Butcher through Sabina had probably been right that Cally had wanted Sabina to know. The behaviour stacked up. Stay with a sympathetic and perceptive friend and let the signs hang out there until they straight up force you to spill whatever dreadful secret you’re holding onto. That way, you avoided blame and whatever guilt came with it.
So she felt guilty about whatever it was she had been involved in. She wanted help. She wanted a way out but, at the last minute, she had, instead, turned and plunged herself right into the middle of whatever it was.
Butcher had to agree with Sabina that it didn’t sound like drugs. Addicts didn’t refuse a free hit, even if it wasn’t their poison of choice. And that was information that Malik wouldn’t have had.
Well, sometimes it does help to not be police, he admitted.
The timeline that Craig and Sabina had given him would help make some sense of Cally’s photographs, now.
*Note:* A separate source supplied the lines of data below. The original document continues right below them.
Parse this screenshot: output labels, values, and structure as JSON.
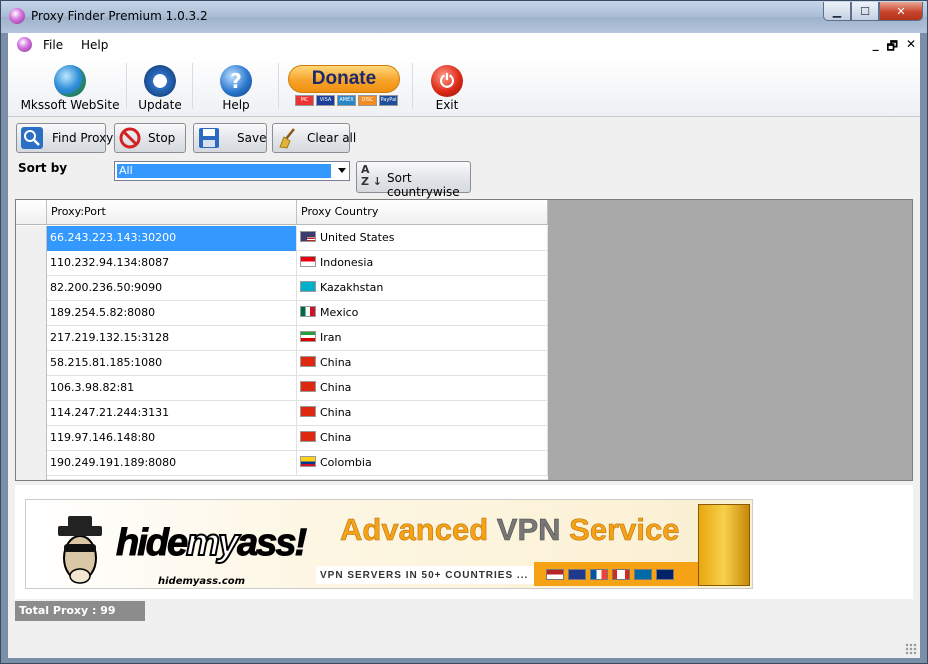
{
  "window": {
    "title": "Proxy Finder Premium 1.0.3.2",
    "minimize": "▁",
    "maximize": "☐",
    "close": "✕"
  },
  "menu": {
    "items": [
      "File",
      "Help"
    ],
    "mdi": {
      "minimize": "_",
      "restore": "🗗",
      "close": "✕"
    }
  },
  "toolbar": {
    "website": "Mkssoft WebSite",
    "update": "Update",
    "help": "Help",
    "donate": "Donate",
    "cards": [
      "MC",
      "VISA",
      "AMEX",
      "DISC",
      "PayPal"
    ],
    "exit": "Exit"
  },
  "controls": {
    "find": "Find Proxy",
    "stop": "Stop",
    "save": "Save",
    "clear": "Clear all",
    "sort_label": "Sort by",
    "sort_value": "All",
    "sort_countrywise": "Sort countrywise",
    "sort_icon": "A\nZ"
  },
  "grid": {
    "columns": [
      "Proxy:Port",
      "Proxy Country"
    ],
    "rows": [
      {
        "proxy": "66.243.223.143:30200",
        "country": "United States",
        "flag": "us"
      },
      {
        "proxy": "110.232.94.134:8087",
        "country": "Indonesia",
        "flag": "id"
      },
      {
        "proxy": "82.200.236.50:9090",
        "country": "Kazakhstan",
        "flag": "kz"
      },
      {
        "proxy": "189.254.5.82:8080",
        "country": "Mexico",
        "flag": "mx"
      },
      {
        "proxy": "217.219.132.15:3128",
        "country": "Iran",
        "flag": "ir"
      },
      {
        "proxy": "58.215.81.185:1080",
        "country": "China",
        "flag": "cn"
      },
      {
        "proxy": "106.3.98.82:81",
        "country": "China",
        "flag": "cn"
      },
      {
        "proxy": "114.247.21.244:3131",
        "country": "China",
        "flag": "cn"
      },
      {
        "proxy": "119.97.146.148:80",
        "country": "China",
        "flag": "cn"
      },
      {
        "proxy": "190.249.191.189:8080",
        "country": "Colombia",
        "flag": "co"
      }
    ]
  },
  "ad": {
    "brand_a": "hide",
    "brand_b": "my",
    "brand_c": "ass!",
    "url": "hidemyass.com",
    "title_a": "Advanced ",
    "title_b": "VPN",
    "title_c": " Service",
    "subtitle": "VPN SERVERS IN 50+ COUNTRIES ..."
  },
  "status": {
    "total": "Total Proxy : 99"
  },
  "colors": {
    "selection": "#3399ff",
    "ad_orange": "#f5a214"
  }
}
So he decided to head back to the hotel and give them a deeper look.
*
Outside the Canning Place police headquarters, Malik waited as the phone number he had called rang out and beeped him into the voicemail.
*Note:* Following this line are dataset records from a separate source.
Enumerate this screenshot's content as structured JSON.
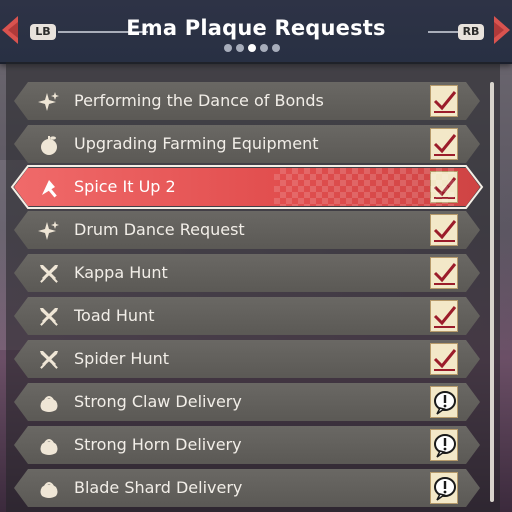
{
  "header": {
    "title": "Ema Plaque Requests",
    "left_button": "LB",
    "right_button": "RB",
    "pages_total": 5,
    "pages_active_index": 2
  },
  "requests": [
    {
      "label": "Performing the Dance of Bonds",
      "icon": "sparkle-icon",
      "status": "completed",
      "selected": false
    },
    {
      "label": "Upgrading Farming Equipment",
      "icon": "apple-icon",
      "status": "completed",
      "selected": false
    },
    {
      "label": "Spice It Up 2",
      "icon": "cleaver-icon",
      "status": "completed",
      "selected": true
    },
    {
      "label": "Drum Dance Request",
      "icon": "sparkle-icon",
      "status": "completed",
      "selected": false
    },
    {
      "label": "Kappa Hunt",
      "icon": "crossed-swords-icon",
      "status": "completed",
      "selected": false
    },
    {
      "label": "Toad Hunt",
      "icon": "crossed-swords-icon",
      "status": "completed",
      "selected": false
    },
    {
      "label": "Spider Hunt",
      "icon": "crossed-swords-icon",
      "status": "completed",
      "selected": false
    },
    {
      "label": "Strong Claw Delivery",
      "icon": "pouch-icon",
      "status": "new",
      "selected": false
    },
    {
      "label": "Strong Horn Delivery",
      "icon": "pouch-icon",
      "status": "new",
      "selected": false
    },
    {
      "label": "Blade Shard Delivery",
      "icon": "pouch-icon",
      "status": "new",
      "selected": false
    }
  ],
  "colors": {
    "selected_row": "#e24f4f",
    "row": "#62605c",
    "checkmark": "#9b1c2a",
    "header": "#2b3244"
  }
}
‘It’s DC Malik, sir,’ he said. ‘You asked me to let you know if anyone decided to try to re-prioritize your sister’s case, so I’m just giving you a heads-up. There’s a man called Parsons. He’s a private investigator and he’s been hired to look for Cally. Geraldine vouched for him, so I gave him the case summary and pushed him towards the drugs angle. But I thought you’d like to know, just in case.
‘You can call me on this number if, you know, you want me to help him come to the right conclusions.’
He hung up and tucked the phone back into his jacket pocket, but even as he started to head back into the office, it buzzed and he pulled it out.
Hello, sir,’ he said, with the smile of a man anticipating a nice bonus, ‘that was quick.’
There was a long pause as he listened, punctuating the monologue with occasional confirmatory grunts.
‘That’s not the kind of thing I just do on spec, sir,’ he said eventually, his face serious. He rubbed his cheeks as he considered what had been said. ‘Extra expenses are going to apply…'
There was a long pause as he listened.
'Well, that is the kind of thing I like to hear. You still have the account details? … Good. Well, consider it done.